The European Commission is considering changes to EU waste shipment regulations that could prove to be of “tremendous importance” and potentially highly damaging to export flows of many recycling materials, including ferrous and non-ferrous metals, recovered paper and plastics, the latest online meeting of the BIR’s International Environment Council (IEC) was warned yesterday by its Chairman, Olivier François of Galloo.

One of the priorities established for the revision of the regulations is to restrict exports of materials designated as “waste”, including many of the high-specification materials produced by the recycling industry. Europe generated surpluses of “quality secondary raw materials” that could not be absorbed by its domestic market and so “we don’t think waste shipments should be restricted even further”, argued Julia Blees, Senior Policy Officer at the European Recycling Industries’ Confederation. Mr François agreed that such a move could lead to “tension” given that “many developing countries need the raw material”.

According to both speakers, the key phrase in the new Commission proposals is that users in importing countries should be operating under “broadly equivalent conditions” to those applying to consumers in the EU, in terms of both human health and environmental protection. Ms Blees urged that differentiation should be made between shipments to OECD and to non-OECD countries, as the former adhered to very similar standards to those applied in the EU.

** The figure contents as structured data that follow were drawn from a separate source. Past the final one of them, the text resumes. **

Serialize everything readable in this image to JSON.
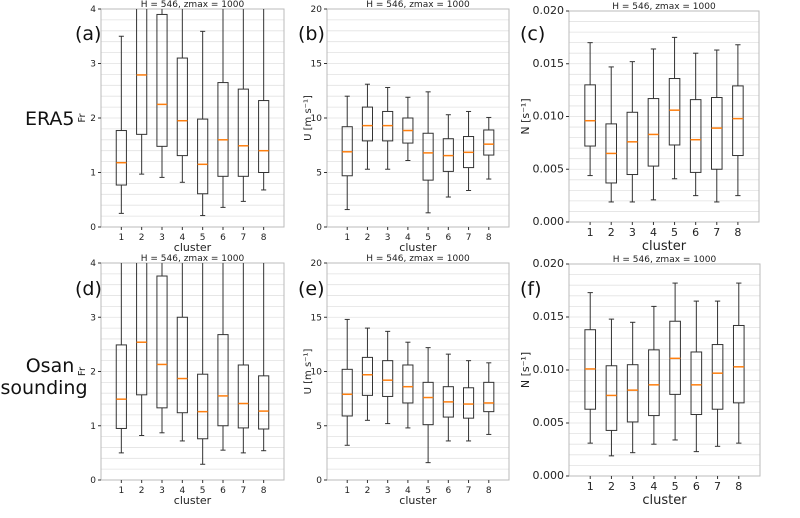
{
  "row_labels": [
    "ERA5",
    "Osan",
    "sounding"
  ],
  "colors": {
    "box": "#333333",
    "median": "#ff7f0e",
    "grid": "#e2e2e2",
    "frame": "#bbbbbb"
  },
  "chart_data": [
    {
      "panel": "(a)",
      "type": "box",
      "title": "H = 546, zmax = 1000",
      "xlabel": "cluster",
      "ylabel": "Fr",
      "ylim": [
        0,
        4
      ],
      "yticks": [
        "0",
        "1",
        "2",
        "3",
        "4"
      ],
      "ytick_values": [
        0,
        1,
        2,
        3,
        4
      ],
      "minor_step": 0.2,
      "categories": [
        "1",
        "2",
        "3",
        "4",
        "5",
        "6",
        "7",
        "8"
      ],
      "boxes": [
        {
          "low": 0.25,
          "q1": 0.77,
          "median": 1.18,
          "q3": 1.77,
          "high": 3.5
        },
        {
          "low": 0.97,
          "q1": 1.7,
          "median": 2.79,
          "q3": null,
          "high": null
        },
        {
          "low": 0.91,
          "q1": 1.48,
          "median": 2.25,
          "q3": 3.9,
          "high": null
        },
        {
          "low": 0.82,
          "q1": 1.31,
          "median": 1.95,
          "q3": 3.1,
          "high": null
        },
        {
          "low": 0.21,
          "q1": 0.61,
          "median": 1.15,
          "q3": 1.98,
          "high": 3.59
        },
        {
          "low": 0.36,
          "q1": 0.93,
          "median": 1.6,
          "q3": 2.65,
          "high": null
        },
        {
          "low": 0.47,
          "q1": 0.93,
          "median": 1.49,
          "q3": 2.53,
          "high": null
        },
        {
          "low": 0.68,
          "q1": 1.0,
          "median": 1.4,
          "q3": 2.32,
          "high": null
        }
      ]
    },
    {
      "panel": "(b)",
      "type": "box",
      "title": "H = 546, zmax = 1000",
      "xlabel": "cluster",
      "ylabel": "U [m s⁻¹]",
      "ylim": [
        0,
        20
      ],
      "yticks": [
        "0",
        "5",
        "10",
        "15",
        "20"
      ],
      "ytick_values": [
        0,
        5,
        10,
        15,
        20
      ],
      "minor_step": 1,
      "categories": [
        "1",
        "2",
        "3",
        "4",
        "5",
        "6",
        "7",
        "8"
      ],
      "boxes": [
        {
          "low": 1.6,
          "q1": 4.7,
          "median": 6.9,
          "q3": 9.2,
          "high": 12.0
        },
        {
          "low": 5.3,
          "q1": 7.9,
          "median": 9.3,
          "q3": 11.0,
          "high": 13.1
        },
        {
          "low": 5.3,
          "q1": 7.9,
          "median": 9.3,
          "q3": 10.6,
          "high": 12.8
        },
        {
          "low": 6.1,
          "q1": 7.7,
          "median": 8.85,
          "q3": 10.0,
          "high": 11.9
        },
        {
          "low": 1.3,
          "q1": 4.3,
          "median": 6.8,
          "q3": 8.6,
          "high": 12.4
        },
        {
          "low": 2.75,
          "q1": 5.1,
          "median": 6.55,
          "q3": 8.1,
          "high": 10.3
        },
        {
          "low": 3.35,
          "q1": 5.45,
          "median": 6.85,
          "q3": 8.3,
          "high": 10.6
        },
        {
          "low": 4.4,
          "q1": 6.6,
          "median": 7.6,
          "q3": 8.9,
          "high": 10.05
        }
      ]
    },
    {
      "panel": "(c)",
      "type": "box",
      "title": "H = 546, zmax = 1000",
      "xlabel": "cluster",
      "ylabel": "N [s⁻¹]",
      "ylim": [
        0,
        0.02
      ],
      "yticks": [
        "0.000",
        "0.005",
        "0.010",
        "0.015",
        "0.020"
      ],
      "ytick_values": [
        0,
        0.005,
        0.01,
        0.015,
        0.02
      ],
      "minor_step": 0.001,
      "categories": [
        "1",
        "2",
        "3",
        "4",
        "5",
        "6",
        "7",
        "8"
      ],
      "boxes": [
        {
          "low": 0.0044,
          "q1": 0.0072,
          "median": 0.0096,
          "q3": 0.013,
          "high": 0.017
        },
        {
          "low": 0.0019,
          "q1": 0.0037,
          "median": 0.0065,
          "q3": 0.0093,
          "high": 0.0147
        },
        {
          "low": 0.0019,
          "q1": 0.0045,
          "median": 0.0076,
          "q3": 0.0104,
          "high": 0.0152
        },
        {
          "low": 0.0021,
          "q1": 0.0053,
          "median": 0.0083,
          "q3": 0.0117,
          "high": 0.0164
        },
        {
          "low": 0.0041,
          "q1": 0.0073,
          "median": 0.0106,
          "q3": 0.0136,
          "high": 0.0175
        },
        {
          "low": 0.0025,
          "q1": 0.0047,
          "median": 0.0078,
          "q3": 0.0116,
          "high": 0.016
        },
        {
          "low": 0.0019,
          "q1": 0.005,
          "median": 0.0089,
          "q3": 0.0118,
          "high": 0.0163
        },
        {
          "low": 0.0025,
          "q1": 0.0063,
          "median": 0.0098,
          "q3": 0.0129,
          "high": 0.0168
        }
      ]
    },
    {
      "panel": "(d)",
      "type": "box",
      "title": "H = 546, zmax = 1000",
      "xlabel": "cluster",
      "ylabel": "Fr",
      "ylim": [
        0,
        4
      ],
      "yticks": [
        "0",
        "1",
        "2",
        "3",
        "4"
      ],
      "ytick_values": [
        0,
        1,
        2,
        3,
        4
      ],
      "minor_step": 0.2,
      "categories": [
        "1",
        "2",
        "3",
        "4",
        "5",
        "6",
        "7",
        "8"
      ],
      "boxes": [
        {
          "low": 0.5,
          "q1": 0.95,
          "median": 1.49,
          "q3": 2.49,
          "high": null
        },
        {
          "low": 0.82,
          "q1": 1.57,
          "median": 2.54,
          "q3": null,
          "high": null
        },
        {
          "low": 0.87,
          "q1": 1.33,
          "median": 2.13,
          "q3": 3.76,
          "high": null
        },
        {
          "low": 0.72,
          "q1": 1.24,
          "median": 1.87,
          "q3": 3.0,
          "high": null
        },
        {
          "low": 0.29,
          "q1": 0.76,
          "median": 1.26,
          "q3": 1.95,
          "high": null
        },
        {
          "low": 0.55,
          "q1": 1.0,
          "median": 1.55,
          "q3": 2.68,
          "high": null
        },
        {
          "low": 0.5,
          "q1": 0.96,
          "median": 1.41,
          "q3": 2.12,
          "high": null
        },
        {
          "low": 0.54,
          "q1": 0.94,
          "median": 1.27,
          "q3": 1.92,
          "high": null
        }
      ]
    },
    {
      "panel": "(e)",
      "type": "box",
      "title": "H = 546, zmax = 1000",
      "xlabel": "cluster",
      "ylabel": "U [m s⁻¹]",
      "ylim": [
        0,
        20
      ],
      "yticks": [
        "0",
        "5",
        "10",
        "15",
        "20"
      ],
      "ytick_values": [
        0,
        5,
        10,
        15,
        20
      ],
      "minor_step": 1,
      "categories": [
        "1",
        "2",
        "3",
        "4",
        "5",
        "6",
        "7",
        "8"
      ],
      "boxes": [
        {
          "low": 3.2,
          "q1": 5.9,
          "median": 7.9,
          "q3": 10.2,
          "high": 14.8
        },
        {
          "low": 5.5,
          "q1": 7.8,
          "median": 9.7,
          "q3": 11.3,
          "high": 14.0
        },
        {
          "low": 5.2,
          "q1": 7.7,
          "median": 9.2,
          "q3": 11.0,
          "high": 13.7
        },
        {
          "low": 4.8,
          "q1": 7.1,
          "median": 8.6,
          "q3": 10.6,
          "high": 12.7
        },
        {
          "low": 1.6,
          "q1": 5.1,
          "median": 7.6,
          "q3": 9.0,
          "high": 12.2
        },
        {
          "low": 3.6,
          "q1": 5.8,
          "median": 7.2,
          "q3": 8.6,
          "high": 11.6
        },
        {
          "low": 3.6,
          "q1": 5.7,
          "median": 7.0,
          "q3": 8.5,
          "high": 11.0
        },
        {
          "low": 4.2,
          "q1": 6.3,
          "median": 7.1,
          "q3": 9.0,
          "high": 10.8
        }
      ]
    },
    {
      "panel": "(f)",
      "type": "box",
      "title": "H = 546, zmax = 1000",
      "xlabel": "cluster",
      "ylabel": "N [s⁻¹]",
      "ylim": [
        0,
        0.02
      ],
      "yticks": [
        "0.000",
        "0.005",
        "0.010",
        "0.015",
        "0.020"
      ],
      "ytick_values": [
        0,
        0.005,
        0.01,
        0.015,
        0.02
      ],
      "minor_step": 0.001,
      "categories": [
        "1",
        "2",
        "3",
        "4",
        "5",
        "6",
        "7",
        "8"
      ],
      "boxes": [
        {
          "low": 0.0031,
          "q1": 0.0063,
          "median": 0.0101,
          "q3": 0.0138,
          "high": 0.0173
        },
        {
          "low": 0.0019,
          "q1": 0.0043,
          "median": 0.0076,
          "q3": 0.0104,
          "high": 0.0148
        },
        {
          "low": 0.0022,
          "q1": 0.0051,
          "median": 0.0081,
          "q3": 0.0105,
          "high": 0.0145
        },
        {
          "low": 0.003,
          "q1": 0.0057,
          "median": 0.0086,
          "q3": 0.0119,
          "high": 0.016
        },
        {
          "low": 0.0034,
          "q1": 0.0077,
          "median": 0.0111,
          "q3": 0.0146,
          "high": 0.0182
        },
        {
          "low": 0.0023,
          "q1": 0.0058,
          "median": 0.0086,
          "q3": 0.0117,
          "high": 0.0165
        },
        {
          "low": 0.0028,
          "q1": 0.0063,
          "median": 0.0097,
          "q3": 0.0124,
          "high": 0.0165
        },
        {
          "low": 0.0031,
          "q1": 0.0069,
          "median": 0.0103,
          "q3": 0.0142,
          "high": 0.0182
        }
      ]
    }
  ]
}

A producer perspective was provided to the IEC meeting on May 31 by Aurelio Braconi, Senior Manager – Circular Economy and Raw Materials at European steel association Eurofer. Describing the changes likely to issue from the European Green Deal as a legislative “tsunami”, he expressed concern at the potential for a growing gap between practices and standards in Europe compared to the rest of the world. It was important, he said, that countries importing scrap applied “equivalent conditions” in terms of, for example, environmentally sound management.

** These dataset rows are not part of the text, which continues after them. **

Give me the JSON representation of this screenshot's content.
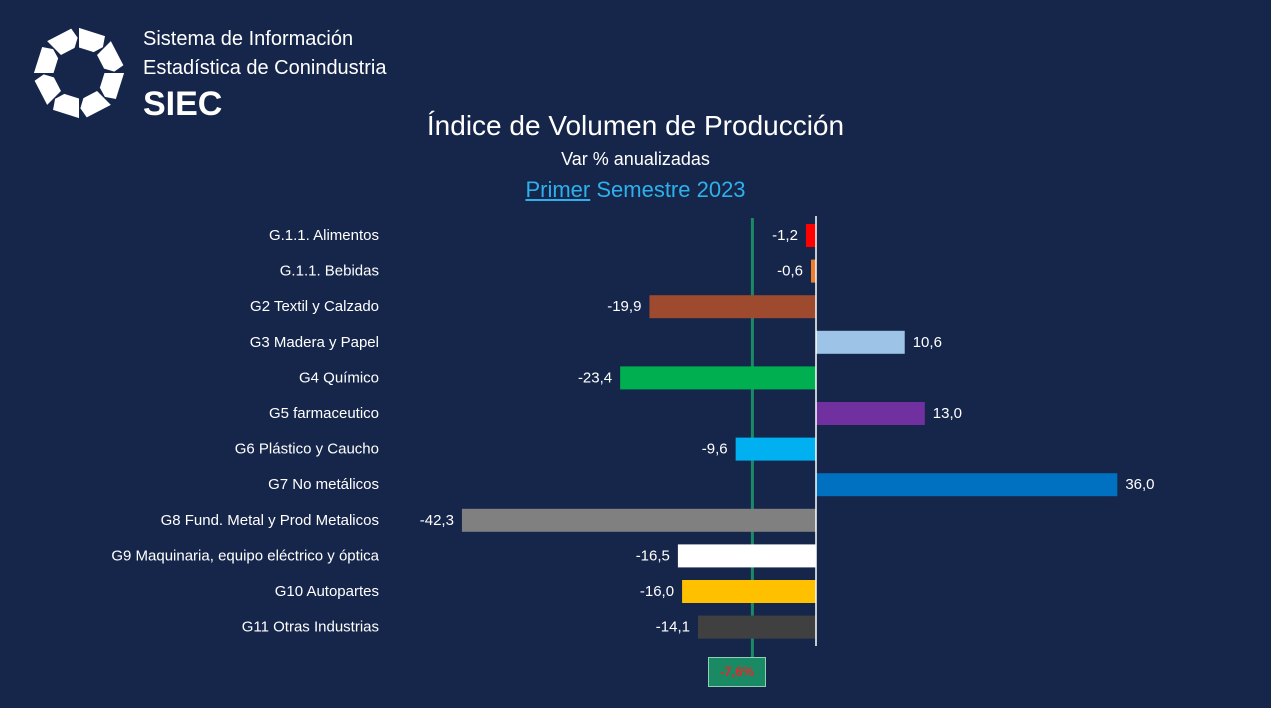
{
  "brand": {
    "line1": "Sistema de Información",
    "line2": "Estadística de Conindustria",
    "acronym": "SIEC"
  },
  "header": {
    "title": "Índice de Volumen de Producción",
    "subtitle": "Var % anualizadas",
    "period_primer": "Primer",
    "period_rest": " Semestre 2023"
  },
  "chart_data": {
    "type": "bar",
    "orientation": "horizontal",
    "categories": [
      "G.1.1. Alimentos",
      "G.1.1. Bebidas",
      "G2 Textil y Calzado",
      "G3 Madera y Papel",
      "G4 Químico",
      "G5 farmaceutico",
      "G6 Plástico y Caucho",
      "G7 No metálicos",
      "G8 Fund. Metal y Prod Metalicos",
      "G9 Maquinaria, equipo eléctrico y óptica",
      "G10 Autopartes",
      "G11 Otras Industrias"
    ],
    "values": [
      -1.2,
      -0.6,
      -19.9,
      10.6,
      -23.4,
      13.0,
      -9.6,
      36.0,
      -42.3,
      -16.5,
      -16.0,
      -14.1
    ],
    "value_labels": [
      "-1,2",
      "-0,6",
      "-19,9",
      "10,6",
      "-23,4",
      "13,0",
      "-9,6",
      "36,0",
      "-42,3",
      "-16,5",
      "-16,0",
      "-14,1"
    ],
    "colors": [
      "#ff0000",
      "#ed7d31",
      "#9e4a2e",
      "#9dc3e6",
      "#00b050",
      "#7030a0",
      "#00b0f0",
      "#0070c0",
      "#808080",
      "#ffffff",
      "#ffc000",
      "#404040"
    ],
    "reference_line": {
      "value": -7.6,
      "label": "-7,6%",
      "color": "#1a8a64"
    },
    "zero_line_color": "#ffffff",
    "label_color": "#ffffff",
    "xlim": [
      -42.3,
      36.0
    ],
    "grid": false,
    "legend": "none"
  }
}
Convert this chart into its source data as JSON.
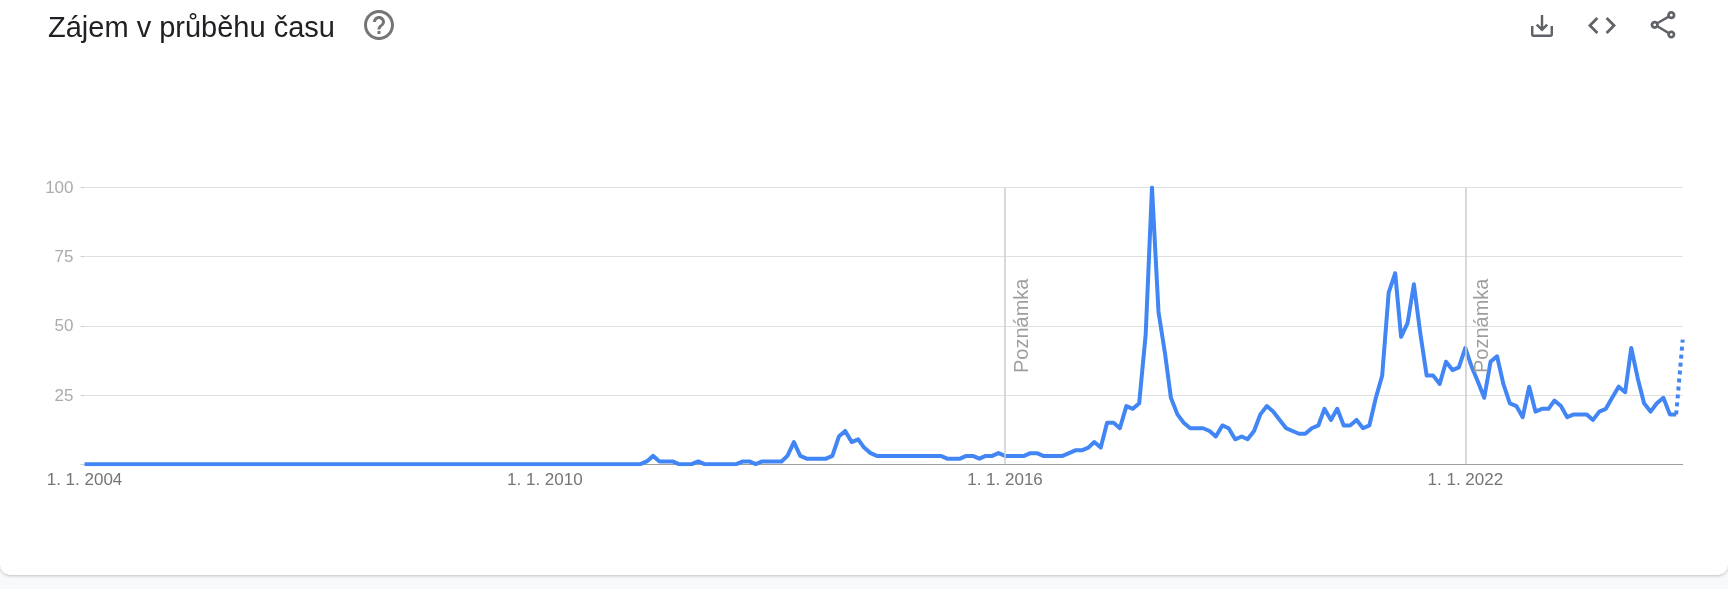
{
  "chart_data": {
    "type": "line",
    "title": "Zájem v průběhu času",
    "xlim": [
      "2004-01",
      "2024-11"
    ],
    "xticks": [
      {
        "value": "2004-01-01",
        "label": "1. 1. 2004"
      },
      {
        "value": "2010-01-01",
        "label": "1. 1. 2010"
      },
      {
        "value": "2016-01-01",
        "label": "1. 1. 2016"
      },
      {
        "value": "2022-01-01",
        "label": "1. 1. 2022"
      }
    ],
    "ylim": [
      0,
      100
    ],
    "yticks": [
      {
        "value": 0,
        "label": null
      },
      25,
      50,
      75,
      100
    ],
    "grid": "y",
    "marker": "none",
    "ref_lines": [
      {
        "axis": "x",
        "value": "2016-01-01",
        "label": "Poznámka",
        "color": "#cccccc"
      },
      {
        "axis": "x",
        "value": "2022-01-01",
        "label": "Poznámka",
        "color": "#cccccc"
      }
    ],
    "series": [
      {
        "color": "#4285f4",
        "line_style": "solid",
        "x": [
          "2004-01",
          "2011-04",
          "2011-05",
          "2011-06",
          "2011-07",
          "2011-08",
          "2011-09",
          "2011-10",
          "2011-12",
          "2012-01",
          "2012-02",
          "2012-07",
          "2012-08",
          "2012-09",
          "2012-10",
          "2012-11",
          "2013-02",
          "2013-03",
          "2013-04",
          "2013-05",
          "2013-06",
          "2013-09",
          "2013-10",
          "2013-11",
          "2013-12",
          "2014-01",
          "2014-02",
          "2014-03",
          "2014-04",
          "2014-05",
          "2015-03",
          "2015-04",
          "2015-06",
          "2015-07",
          "2015-08",
          "2015-09",
          "2015-10",
          "2015-11",
          "2015-12",
          "2016-01",
          "2016-04",
          "2016-05",
          "2016-06",
          "2016-07",
          "2016-10",
          "2016-11",
          "2016-12",
          "2017-01",
          "2017-02",
          "2017-03",
          "2017-04",
          "2017-05",
          "2017-06",
          "2017-07",
          "2017-08",
          "2017-09",
          "2017-10",
          "2017-11",
          "2017-12",
          "2018-01",
          "2018-02",
          "2018-03",
          "2018-04",
          "2018-05",
          "2018-06",
          "2018-08",
          "2018-09",
          "2018-10",
          "2018-11",
          "2018-12",
          "2019-01",
          "2019-02",
          "2019-03",
          "2019-04",
          "2019-05",
          "2019-06",
          "2019-07",
          "2019-08",
          "2019-09",
          "2019-10",
          "2019-11",
          "2019-12",
          "2020-01",
          "2020-02",
          "2020-03",
          "2020-04",
          "2020-05",
          "2020-06",
          "2020-07",
          "2020-08",
          "2020-09",
          "2020-10",
          "2020-11",
          "2020-12",
          "2021-01",
          "2021-02",
          "2021-03",
          "2021-04",
          "2021-05",
          "2021-06",
          "2021-07",
          "2021-08",
          "2021-09",
          "2021-10",
          "2021-11",
          "2021-12",
          "2022-01",
          "2022-02",
          "2022-03",
          "2022-04",
          "2022-05",
          "2022-06",
          "2022-07",
          "2022-08",
          "2022-09",
          "2022-10",
          "2022-11",
          "2022-12",
          "2023-01",
          "2023-02",
          "2023-03",
          "2023-04",
          "2023-05",
          "2023-06",
          "2023-08",
          "2023-09",
          "2023-10",
          "2023-11",
          "2023-12",
          "2024-01",
          "2024-02",
          "2024-03",
          "2024-04",
          "2024-05",
          "2024-06",
          "2024-07",
          "2024-08",
          "2024-09",
          "2024-10"
        ],
        "values": [
          0,
          0,
          1,
          3,
          1,
          1,
          1,
          0,
          0,
          1,
          0,
          0,
          1,
          1,
          0,
          1,
          1,
          3,
          8,
          3,
          2,
          2,
          3,
          10,
          12,
          8,
          9,
          6,
          4,
          3,
          3,
          2,
          2,
          3,
          3,
          2,
          3,
          3,
          4,
          3,
          3,
          4,
          4,
          3,
          3,
          4,
          5,
          5,
          6,
          8,
          6,
          15,
          15,
          13,
          21,
          20,
          22,
          47,
          100,
          55,
          40,
          24,
          18,
          15,
          13,
          13,
          12,
          10,
          14,
          13,
          9,
          10,
          9,
          12,
          18,
          21,
          19,
          16,
          13,
          12,
          11,
          11,
          13,
          14,
          20,
          16,
          20,
          14,
          14,
          16,
          13,
          14,
          24,
          32,
          62,
          69,
          46,
          51,
          65,
          47,
          32,
          32,
          29,
          37,
          34,
          35,
          42,
          35,
          30,
          24,
          37,
          39,
          29,
          22,
          21,
          17,
          28,
          19,
          20,
          20,
          23,
          21,
          17,
          18,
          18,
          16,
          19,
          20,
          24,
          28,
          26,
          42,
          31,
          22,
          19,
          22,
          24,
          18,
          18
        ]
      },
      {
        "color": "#4285f4",
        "line_style": "dotted",
        "x": [
          "2024-10",
          "2024-11"
        ],
        "values": [
          18,
          45
        ]
      }
    ]
  }
}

Describing scrap as “an essential raw material”, Mr Braconi insisted: “We want to use more ferrous scrap, to recycle more ferrous scrap into new steel and new products, to increase our resource efficiency.” Many producers were looking at ways to “enlarge their product portfolio coming from scrap”. But to achieve this, he added, it was a matter not just of supply and demand but also of quality.

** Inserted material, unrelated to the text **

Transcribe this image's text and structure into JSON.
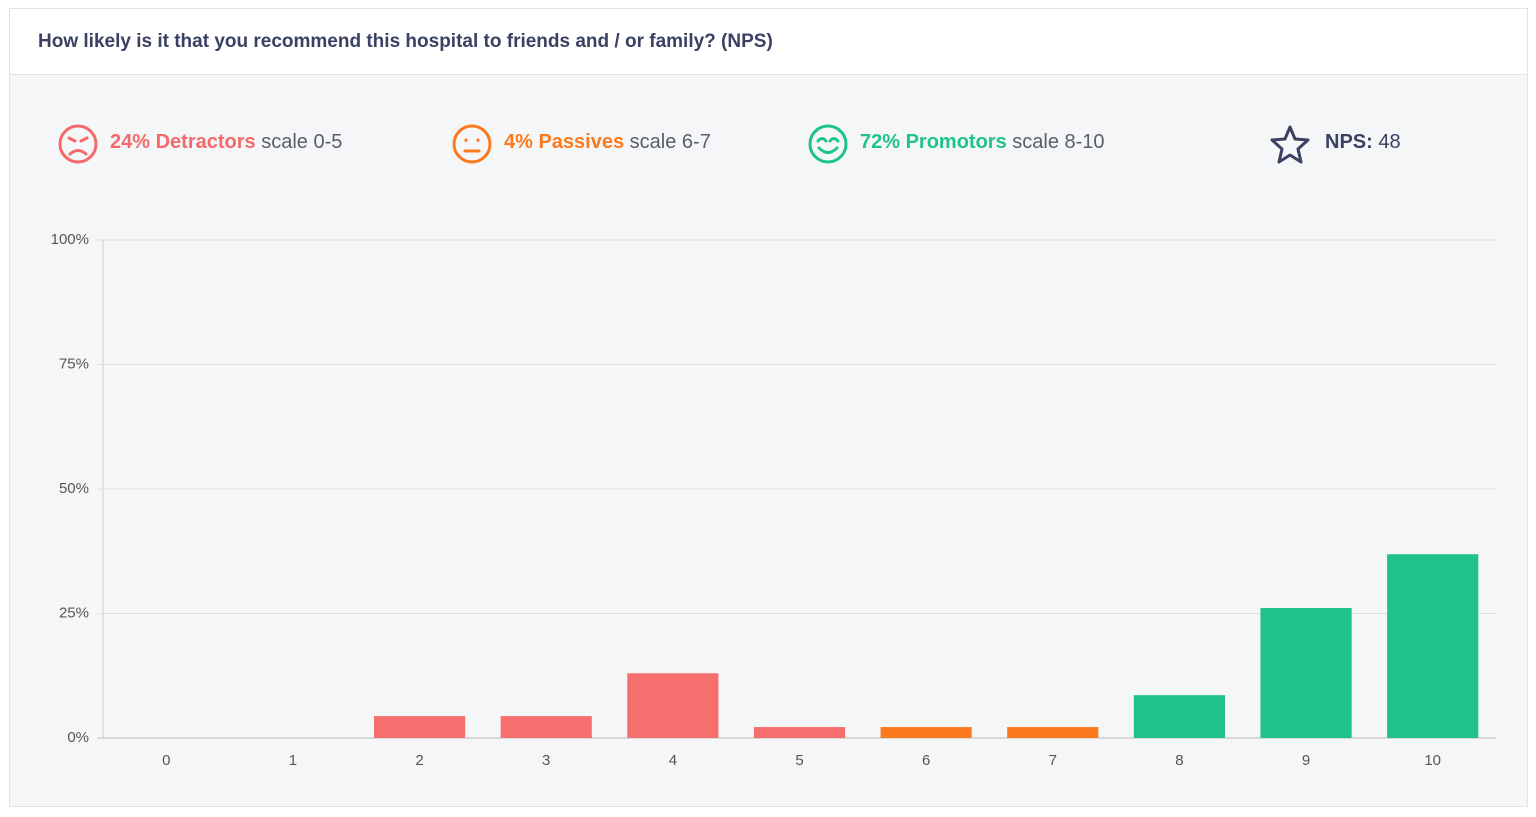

Reviewing other developments of key concern to the recycling sector, BIR Trade & Environment Director Ross Bartley explained that the world recycling organization would be surveying relevant companies later this year in order to assess the cost burden of installing and running systems to detect radioactive metals inadvertently included in consignments arriving at scrap yards. There had to be an appreciation, he said, that the recycling industry was “doing a good job for society” by taking on costs in respect of radioactive sources lost or misplaced mostly by other industries.

Similarly with the persistent organic pollutants falling under the scope of the Stockholm Convention, some products contained “contamination by chemicals that are not allowed to be recycled”, Mr Bartley pointed out. “That is also a cost burden on our industry.”